Evans interviewed another former employee from a DuPont warehouse who said that pizza parties were given to celebrate going for a length of time with no injuries; the employee felt like the parties were a bribe to get people not to report their injuries.
With Prime Day coming up Oct. 13-14, another spike in injuries at Amazon warehouses could be on the horizon. Evans says in the podcast that injuries have gone up during the busiest times for orders, such as the holiday season or Prime Day.
“Amazon has repeatedly said to us and other media that injury rates do not spike during these busy times … It’s just not true. Amazon’s own data shows that their injury rates do spike around Prime Day and during the holidays,” he says. “And Amazon knew this when they told us the exact opposite — we saw it in their internal reports.”
Evans says he also discovered that one Colorado Amazon warehouse found a way around reporting serious injuries to the federal government, as is required by law.
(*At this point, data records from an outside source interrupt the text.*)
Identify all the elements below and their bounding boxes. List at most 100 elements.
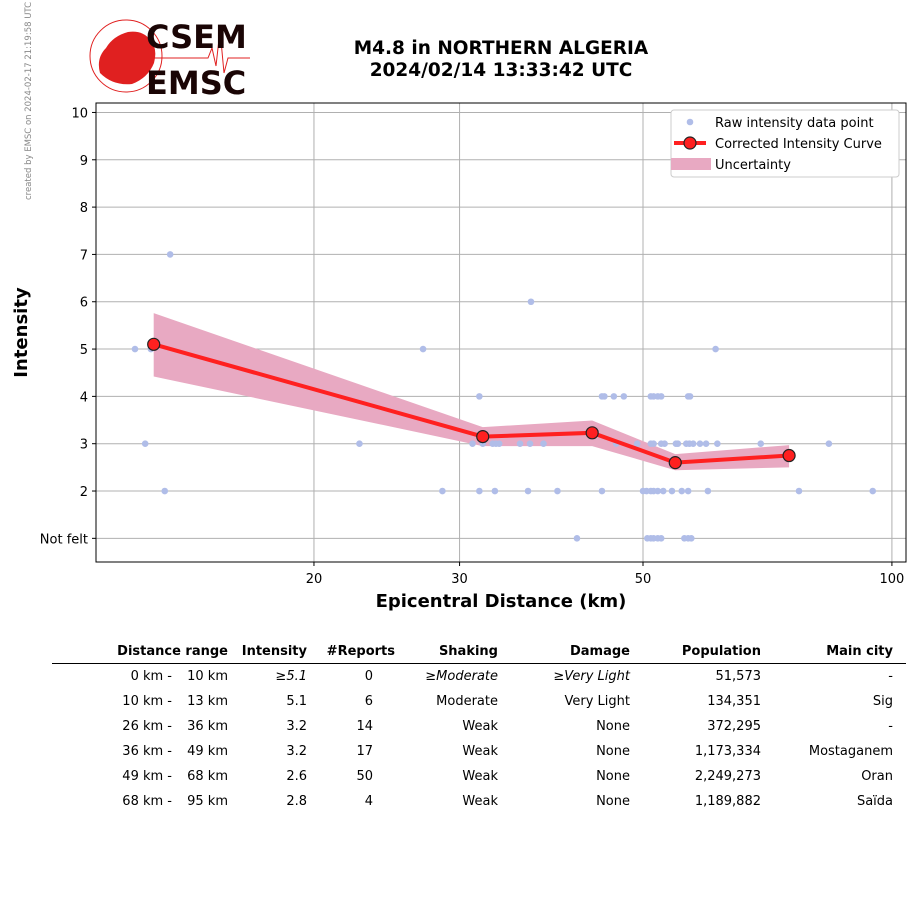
- plot-frame: [95, 102, 907, 563]
- row-distance-to: 95 km: [187, 794, 228, 809]
- raw-data-point: [131, 345, 139, 353]
- row-shaking: Weak: [462, 769, 498, 784]
- row-distance-from: 36 km -: [122, 744, 172, 759]
- raw-data-point: [610, 393, 618, 400]
- raw-data-point: [689, 440, 697, 448]
- raw-data-point: [714, 440, 721, 448]
- y-tick-label: 5: [80, 343, 88, 358]
- legend-raw-marker: [686, 118, 694, 126]
- raw-data-point: [668, 487, 676, 495]
- row-reports: 6: [364, 694, 373, 709]
- row-distance-to: 10 km: [187, 669, 228, 684]
- curve-point: [476, 430, 490, 444]
- raw-data-point: [356, 440, 363, 448]
- raw-data-point: [526, 440, 534, 448]
- y-tick-label: 10: [71, 106, 88, 121]
- row-damage: None: [596, 719, 630, 734]
- raw-data-point: [659, 487, 667, 495]
- row-distance-from: 26 km -: [122, 719, 172, 734]
- row-reports: 17: [356, 744, 373, 759]
- raw-data-point: [491, 487, 499, 495]
- row-distance-from: 0 km -: [130, 669, 172, 684]
- legend-raw-label: Raw intensity data point: [715, 116, 874, 131]
- legend-box: [670, 109, 900, 178]
- legend-uncertainty-label: Uncertainty: [715, 158, 791, 173]
- y-tick-label: 3: [80, 438, 88, 453]
- legend-band-swatch: [671, 158, 711, 170]
- raw-data-point: [661, 440, 668, 448]
- row-shaking: Moderate: [436, 694, 498, 709]
- row-intensity: 5.1: [286, 694, 307, 709]
- row-intensity: 2.8: [286, 794, 307, 809]
- row-reports: 50: [356, 769, 373, 784]
- row-distance-to: 49 km: [187, 744, 228, 759]
- row-population: 2,249,273: [694, 769, 761, 784]
- row-population: 372,295: [707, 719, 761, 734]
- row-distance-to: 36 km: [187, 719, 228, 734]
- chart-title: M4.8 in NORTHERN ALGERIA 2024/02/14 13:3…: [300, 38, 702, 82]
- emsc-logo: CSEM EMSC: [89, 18, 250, 100]
- legend-curve-marker: [683, 136, 697, 150]
- header-intensity: Intensity: [241, 644, 307, 659]
- raw-data-point: [795, 487, 803, 495]
- raw-data-point: [825, 440, 833, 448]
- svg-text:EMSC: EMSC: [146, 64, 246, 100]
- raw-data-point: [476, 487, 483, 495]
- table-header-rule: [52, 663, 906, 664]
- raw-data-point: [696, 440, 704, 448]
- row-damage: ≥Very Light: [553, 669, 630, 684]
- raw-data-point: [657, 393, 665, 400]
- plot-area: [96, 103, 906, 562]
- raw-data-point: [757, 440, 765, 448]
- x-tick-label: 30: [451, 572, 468, 587]
- raw-data-point: [439, 487, 446, 495]
- raw-data-point: [573, 535, 581, 542]
- header-population: Population: [681, 644, 761, 659]
- raw-data-point: [712, 345, 719, 353]
- uncertainty-band: [153, 313, 790, 471]
- raw-data-point: [161, 487, 169, 495]
- raw-data-point: [141, 440, 149, 448]
- curve-point: [147, 337, 161, 351]
- row-distance-from: 68 km -: [122, 794, 172, 809]
- raw-data-point: [469, 440, 476, 448]
- row-shaking: Weak: [462, 719, 498, 734]
- raw-data-point: [554, 487, 561, 495]
- header-distance-range: Distance range: [117, 644, 228, 659]
- curve-point: [585, 426, 599, 440]
- x-axis-label: Epicentral Distance (km): [376, 591, 627, 612]
- header-shaking: Shaking: [438, 644, 498, 659]
- svg-text:CSEM: CSEM: [146, 18, 247, 56]
- y-axis-label: Intensity: [11, 287, 32, 378]
- row-distance-to: 13 km: [187, 694, 228, 709]
- row-reports: 4: [364, 794, 373, 809]
- raw-data-point: [674, 440, 682, 448]
- header-reports: #Reports: [326, 644, 395, 659]
- row-distance-from: 49 km -: [122, 769, 172, 784]
- row-main-city: -: [888, 719, 893, 734]
- raw-data-point: [678, 487, 686, 495]
- raw-data-point: [601, 393, 608, 400]
- raw-data-point: [650, 440, 657, 448]
- row-distance-from: 10 km -: [122, 694, 172, 709]
- raw-data-point: [688, 535, 695, 542]
- raw-data-point: [702, 440, 710, 448]
- curve-point: [668, 456, 682, 470]
- row-damage: None: [596, 744, 630, 759]
- row-main-city: Oran: [861, 769, 893, 784]
- row-intensity: ≥5.1: [275, 669, 307, 684]
- row-main-city: -: [888, 669, 893, 684]
- raw-data-point: [657, 535, 665, 542]
- row-population: 1,173,334: [694, 744, 761, 759]
- y-tick-label: 8: [80, 201, 88, 216]
- row-reports: 0: [364, 669, 373, 684]
- row-reports: 14: [356, 719, 373, 734]
- raw-data-point: [704, 487, 712, 495]
- row-main-city: Sig: [872, 694, 893, 709]
- raw-data-point: [524, 487, 532, 495]
- y-tick-label: Not felt: [40, 532, 88, 547]
- raw-data-point: [476, 393, 483, 400]
- row-population: 134,351: [707, 694, 761, 709]
- raw-data-point: [527, 298, 535, 306]
- raw-data-point: [654, 487, 662, 495]
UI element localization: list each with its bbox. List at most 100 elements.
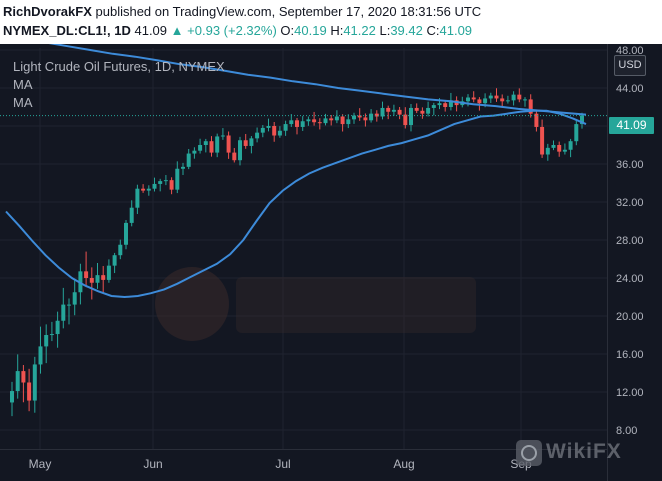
candle-body: [500, 98, 505, 102]
candle-body: [409, 107, 413, 126]
chart-legend: Light Crude Oil Futures, 1D, NYMEX MA MA: [13, 58, 225, 112]
publish-info: RichDvorakFX published on TradingView.co…: [3, 4, 481, 19]
candle-body: [72, 292, 77, 305]
last-price: 41.09: [134, 23, 168, 38]
candle-body: [89, 278, 94, 283]
candle-body: [505, 100, 510, 102]
candle-body: [175, 168, 180, 190]
candle-body: [517, 94, 522, 100]
close-value: 41.09: [439, 23, 473, 38]
candle-body: [283, 124, 288, 131]
candle-body: [152, 183, 157, 189]
currency-button[interactable]: USD: [614, 55, 646, 76]
publish-details: published on TradingView.com, September …: [95, 4, 482, 19]
candle-body: [528, 99, 533, 114]
candle-body: [277, 130, 282, 136]
watermark-text: WikiFX: [546, 440, 622, 463]
candle-body: [95, 275, 100, 283]
candle-body: [61, 304, 66, 321]
candle-body: [118, 244, 123, 256]
time-tick-label: May: [29, 457, 52, 471]
candle-body: [226, 135, 231, 153]
candle-body: [369, 113, 374, 121]
watermark-logo: [155, 267, 476, 341]
close-label: C:: [426, 23, 440, 38]
candle-body: [101, 275, 106, 280]
candle-body: [10, 391, 14, 403]
candle-body: [483, 98, 488, 104]
price-tick-label: 32.00: [616, 197, 644, 209]
candle-body: [300, 121, 305, 127]
candle-body: [124, 222, 128, 245]
high-label: H:: [330, 23, 344, 38]
price-change: +0.93 (+2.32%): [187, 23, 277, 38]
price-chart[interactable]: 8.00 12.00 16.00 20.00 24.00 28.00 32.00 36.00 4…: [0, 44, 662, 481]
candle-body: [169, 180, 174, 190]
price-tick-label: 44.00: [616, 83, 644, 95]
candle-body: [426, 107, 431, 114]
open-label: O:: [280, 23, 295, 38]
candle-body: [289, 120, 294, 125]
candle-body: [163, 180, 168, 182]
candle-body: [186, 153, 191, 167]
candle-body: [220, 135, 225, 137]
candle-body: [323, 118, 328, 124]
candle-body: [209, 141, 214, 153]
candle-body: [232, 152, 237, 161]
chart-area[interactable]: 8.00 12.00 16.00 20.00 24.00 28.00 32.00 36.00 4…: [0, 44, 662, 481]
candle-body: [44, 335, 49, 347]
author-name[interactable]: RichDvorakFX: [3, 4, 92, 19]
candle-body: [346, 119, 351, 125]
candle-body: [181, 166, 185, 169]
candle-body: [534, 113, 539, 127]
time-tick-label: Aug: [393, 457, 414, 471]
price-tick-label: 48.00: [616, 45, 644, 57]
candle-body: [380, 107, 385, 117]
candle-body: [203, 141, 208, 145]
candle-body: [67, 304, 71, 306]
ma-line-2: [48, 44, 587, 116]
candle-body: [238, 140, 242, 161]
legend-ma-1[interactable]: MA: [13, 77, 33, 92]
candle-body: [471, 97, 476, 100]
candle-body: [146, 188, 151, 191]
candle-body: [27, 382, 32, 401]
candle-body: [158, 181, 163, 184]
candle-body: [129, 207, 134, 223]
low-label: L:: [379, 23, 391, 38]
low-value: 39.42: [390, 23, 423, 38]
candle-body: [397, 109, 402, 115]
high-value: 41.22: [343, 23, 376, 38]
up-arrow-icon: ▲: [170, 23, 184, 38]
candle-body: [431, 105, 436, 108]
candle-body: [260, 127, 265, 133]
candle-body: [414, 107, 419, 111]
candles: [10, 88, 584, 417]
candle-body: [249, 138, 254, 146]
candle-body: [340, 116, 345, 125]
wikifx-watermark: [516, 440, 542, 466]
candle-body: [295, 120, 299, 127]
candle-body: [329, 118, 334, 121]
price-axis: 8.00 12.00 16.00 20.00 24.00 28.00 32.00 36.00 4…: [607, 44, 644, 481]
price-tick-label: 16.00: [616, 349, 644, 361]
legend-ma-2[interactable]: MA: [13, 95, 33, 110]
candle-body: [55, 320, 60, 335]
chart-header: RichDvorakFX published on TradingView.co…: [0, 0, 662, 44]
candle-body: [551, 145, 556, 148]
candle-body: [568, 141, 573, 150]
candle-body: [562, 149, 567, 152]
ma-line-1: [5, 109, 587, 299]
candle-body: [306, 119, 311, 122]
candle-body: [448, 100, 453, 107]
candle-body: [420, 110, 425, 114]
candle-body: [574, 124, 579, 142]
candle-body: [141, 188, 146, 191]
candle-body: [477, 99, 482, 104]
candle-body: [135, 188, 140, 208]
time-tick-label: Jul: [275, 457, 290, 471]
candle-body: [363, 117, 368, 121]
symbol-label[interactable]: NYMEX_DL:CL1!, 1D: [3, 23, 131, 38]
candle-body: [266, 126, 271, 128]
candle-body: [15, 371, 20, 392]
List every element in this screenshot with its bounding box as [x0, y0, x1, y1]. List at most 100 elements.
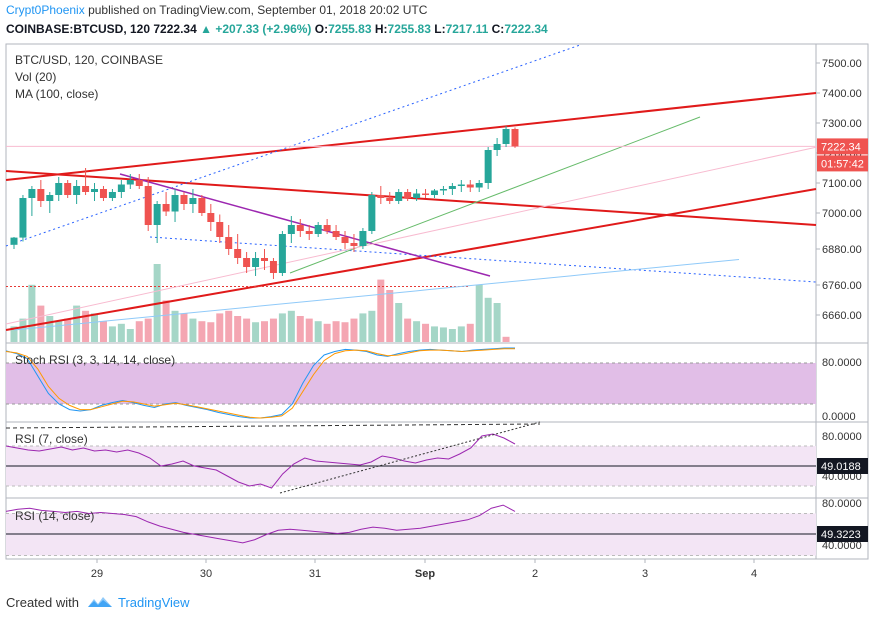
candle-body — [448, 186, 456, 189]
candle-body — [216, 222, 224, 237]
candle-body — [198, 198, 206, 213]
stoch-d-line — [5, 348, 515, 419]
candle-body — [287, 225, 295, 234]
time-tick-label: 3 — [642, 568, 648, 580]
candle-body — [386, 198, 394, 201]
candle-body — [466, 184, 474, 188]
volume-bar — [10, 326, 18, 342]
volume-bar — [305, 318, 313, 342]
volume-bar — [207, 322, 215, 342]
volume-bar — [359, 313, 367, 342]
volume-bar — [99, 321, 107, 342]
price-tick-label: 7100.00 — [822, 178, 862, 190]
candle-body — [207, 213, 215, 222]
candle-body — [153, 204, 161, 225]
stoch-tick-label: 0.0000 — [822, 411, 856, 423]
author-link[interactable]: Crypt0Phoenix — [6, 3, 85, 17]
candle-body — [261, 258, 268, 261]
time-tick-label: 30 — [200, 568, 212, 580]
legend-entry: BTC/USD, 120, COINBASE — [15, 53, 163, 67]
candle-body — [323, 225, 331, 231]
last-price-tag — [817, 138, 868, 155]
channel-dotted-blue — [149, 236, 817, 283]
stoch-band — [6, 363, 816, 404]
stoch-label: Stoch RSI (3, 3, 14, 14, close) — [15, 353, 175, 367]
tradingview-brand[interactable]: TradingView — [118, 595, 190, 610]
volume-bar — [475, 284, 483, 342]
volume-bar — [225, 310, 233, 342]
volume-bar — [484, 297, 492, 342]
candle-body — [171, 195, 179, 212]
ma-100-line — [13, 258, 740, 331]
volume-bar — [171, 310, 179, 342]
volume-bar — [395, 303, 403, 342]
candle-body — [377, 195, 385, 198]
volume-bar — [189, 318, 197, 342]
candle-body — [305, 231, 313, 234]
volume-bar — [261, 321, 268, 342]
rsi7-line — [5, 433, 516, 489]
volume-bar — [126, 329, 134, 342]
candle-body — [493, 144, 501, 150]
time-tick-label: 31 — [309, 568, 321, 580]
price-tick-label: 7300.00 — [822, 118, 862, 130]
candle-body — [55, 183, 63, 195]
candle-body — [37, 189, 45, 201]
volume-bar — [135, 321, 143, 342]
countdown-tag — [817, 155, 868, 172]
time-tick-label: Sep — [415, 568, 435, 580]
candle-body — [314, 225, 322, 234]
price-tick-label: 7500.00 — [822, 58, 862, 70]
candle-body — [189, 198, 197, 204]
rsi14-value-tag — [817, 526, 868, 542]
rsi7-trendline — [279, 421, 541, 494]
low-value: 7217.11 — [445, 22, 489, 36]
candle-body — [404, 192, 412, 198]
tradingview-logo-icon — [83, 595, 118, 610]
created-with-text: Created with — [6, 595, 79, 610]
candle-body — [180, 195, 188, 204]
volume-bar — [28, 284, 36, 342]
candle-body — [64, 183, 72, 195]
footer: Created with TradingView — [6, 595, 190, 610]
close-label: C: — [491, 22, 505, 36]
volume-bar — [46, 316, 54, 342]
time-tick-label: 4 — [751, 568, 757, 580]
volume-bar — [216, 313, 224, 342]
volume-bar — [332, 321, 340, 342]
trendline-purple — [119, 173, 491, 277]
low-label: L: — [434, 22, 446, 36]
volume-bar — [144, 318, 152, 342]
time-tick-label: 2 — [532, 568, 538, 580]
candle-body — [144, 186, 152, 225]
candle-body — [19, 198, 27, 238]
volume-bar — [314, 321, 322, 342]
published-text: published on TradingView.com, September … — [88, 3, 428, 17]
volume-bar — [466, 323, 474, 342]
volume-bar — [493, 303, 501, 342]
candle-body — [117, 184, 125, 192]
candle-body — [225, 237, 233, 249]
trendline-red — [5, 188, 817, 331]
last-price-tag-label: 7222.34 — [821, 141, 861, 153]
rsi14-tick-label: 40.0000 — [822, 540, 862, 552]
volume-bar — [278, 313, 286, 342]
volume-bar — [502, 336, 510, 342]
price-tick-label: 6880.00 — [822, 244, 862, 256]
volume-bar — [117, 323, 125, 342]
candle-body — [99, 189, 107, 198]
volume-bar — [377, 279, 385, 342]
open-value: 7255.83 — [328, 22, 372, 36]
volume-bar — [323, 323, 331, 342]
volume-bar — [19, 318, 27, 342]
candle-body — [91, 189, 99, 192]
candle-body — [135, 180, 143, 186]
volume-bar — [198, 321, 206, 342]
candle-body — [359, 231, 367, 246]
candle-body — [296, 225, 304, 231]
volume-bar — [64, 318, 72, 342]
volume-bar — [252, 322, 260, 342]
candle-body — [73, 186, 81, 195]
volume-bar — [413, 321, 421, 342]
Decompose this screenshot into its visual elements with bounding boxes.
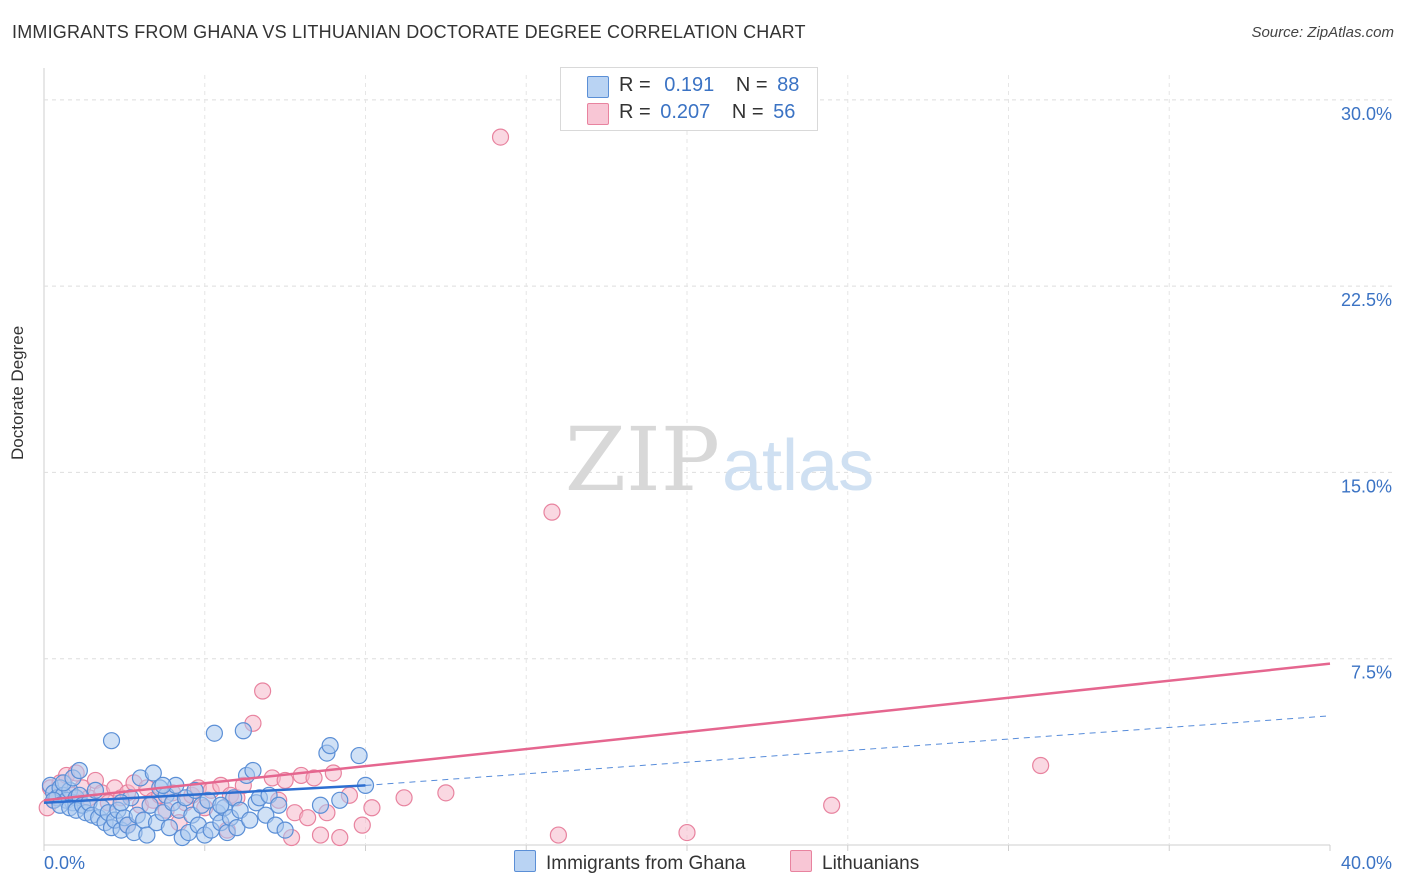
x-tick-label: 40.0% <box>1341 853 1392 873</box>
data-point-ghana <box>144 764 162 782</box>
legend-swatch-lithuanians <box>587 103 609 125</box>
chart-title: IMMIGRANTS FROM GHANA VS LITHUANIAN DOCT… <box>12 22 806 42</box>
legend-r-value-lithuanians: 0.207 <box>660 101 711 123</box>
data-point-lithuanians <box>324 764 342 782</box>
data-point-lithuanians <box>363 799 381 817</box>
legend-n-label: N = <box>735 74 768 96</box>
grid-lines <box>43 68 1392 851</box>
data-point-ghana <box>160 819 178 837</box>
y-tick-label: 7.5% <box>1351 663 1392 683</box>
trendline-lithuanians <box>43 662 1331 802</box>
data-point-lithuanians <box>311 826 330 844</box>
data-point-lithuanians <box>353 816 371 834</box>
data-point-ghana <box>244 761 262 780</box>
data-point-lithuanians <box>823 796 841 814</box>
legend-n-value-ghana: 88 <box>777 74 800 96</box>
data-point-lithuanians <box>1032 756 1050 775</box>
data-point-lithuanians <box>437 784 455 802</box>
data-point-lithuanians <box>299 809 317 827</box>
bottom-legend-swatch-ghana <box>514 850 536 872</box>
data-point-ghana <box>321 737 339 755</box>
trendline-ghana-extrapolated <box>365 715 1331 786</box>
watermark-zip: ZIP <box>565 408 720 511</box>
data-point-ghana <box>350 746 368 765</box>
data-point-ghana <box>311 796 330 814</box>
data-point-ghana <box>276 821 294 839</box>
data-point-ghana <box>205 724 223 742</box>
x-tick-label: 0.0% <box>44 853 85 873</box>
data-point-ghana <box>241 811 259 829</box>
correlation-legend: R = 0.191 N = 88 R = 0.207 N = 56 <box>560 67 818 131</box>
legend-r-label: R = <box>619 74 651 96</box>
data-point-lithuanians <box>331 828 349 847</box>
bottom-legend-ghana: Immigrants from Ghana <box>514 850 746 878</box>
y-tick-label: 22.5% <box>1341 290 1392 310</box>
data-point-lithuanians <box>549 826 568 844</box>
legend-n-label: N = <box>731 101 764 123</box>
y-tick-label: 15.0% <box>1341 476 1392 496</box>
data-point-lithuanians <box>395 789 413 807</box>
source-label: Source: ZipAtlas.com <box>1251 24 1394 41</box>
data-point-ghana <box>138 826 156 844</box>
watermark-atlas: atlas <box>722 426 874 506</box>
data-point-ghana <box>331 791 349 809</box>
y-tick-label: 30.0% <box>1341 104 1392 124</box>
bottom-legend-lithuanians: Lithuanians <box>790 850 919 878</box>
bottom-legend-label-ghana: Immigrants from Ghana <box>546 853 746 874</box>
data-point-ghana <box>234 722 252 740</box>
legend-r-value-ghana: 0.191 <box>664 74 715 96</box>
data-point-ghana <box>154 776 172 794</box>
data-point-lithuanians <box>254 682 272 700</box>
data-point-lithuanians <box>491 128 510 146</box>
data-point-ghana <box>70 761 88 780</box>
legend-r-label: R = <box>619 101 651 123</box>
data-point-lithuanians <box>678 823 696 842</box>
legend-swatch-ghana <box>587 76 609 98</box>
data-point-lithuanians <box>305 769 323 787</box>
data-point-lithuanians <box>276 771 294 790</box>
bottom-legend-swatch-lithuanians <box>790 850 812 872</box>
data-point-ghana <box>228 819 246 837</box>
bottom-legend-label-lithuanians: Lithuanians <box>822 853 920 874</box>
data-point-lithuanians <box>543 503 561 521</box>
legend-n-value-lithuanians: 56 <box>773 101 796 123</box>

“They fired one clinic, and hired another medical clinic, Advanced Urgent Care and Occupational Medicine, that advertises it will help clinics by keeping injuries not recordable — and after that, injury levels at the same warehouse started to go down,” he said.
He says this means doctors would be told not to give injured employees recommendations of less physically-demanding work so that the injury would not have to be formally recorded as a work-related problem.
In a statement for KIRO Radio, Amazon says it has invested more than $1 billion this year in worker safety measures.
“Nothing is more important than the health and safety of our teams … Our investments in safety training and education programs, in technology and new safety infrastructure are working,” the statement reads. “We continue to see improvements through programs focused on improved ergonomics, delivering guided physical and wellness exercises to our associates at their workstation, mechanical workstation assistance equipment, improving workstation setup and design, forklift telematics, forklift guardrails to separate equipment from pedestrians, and parking lot improvements—to name a few.”
“While any incident is one too many, we are continuously learning and improving our programs to prevent future incidents.”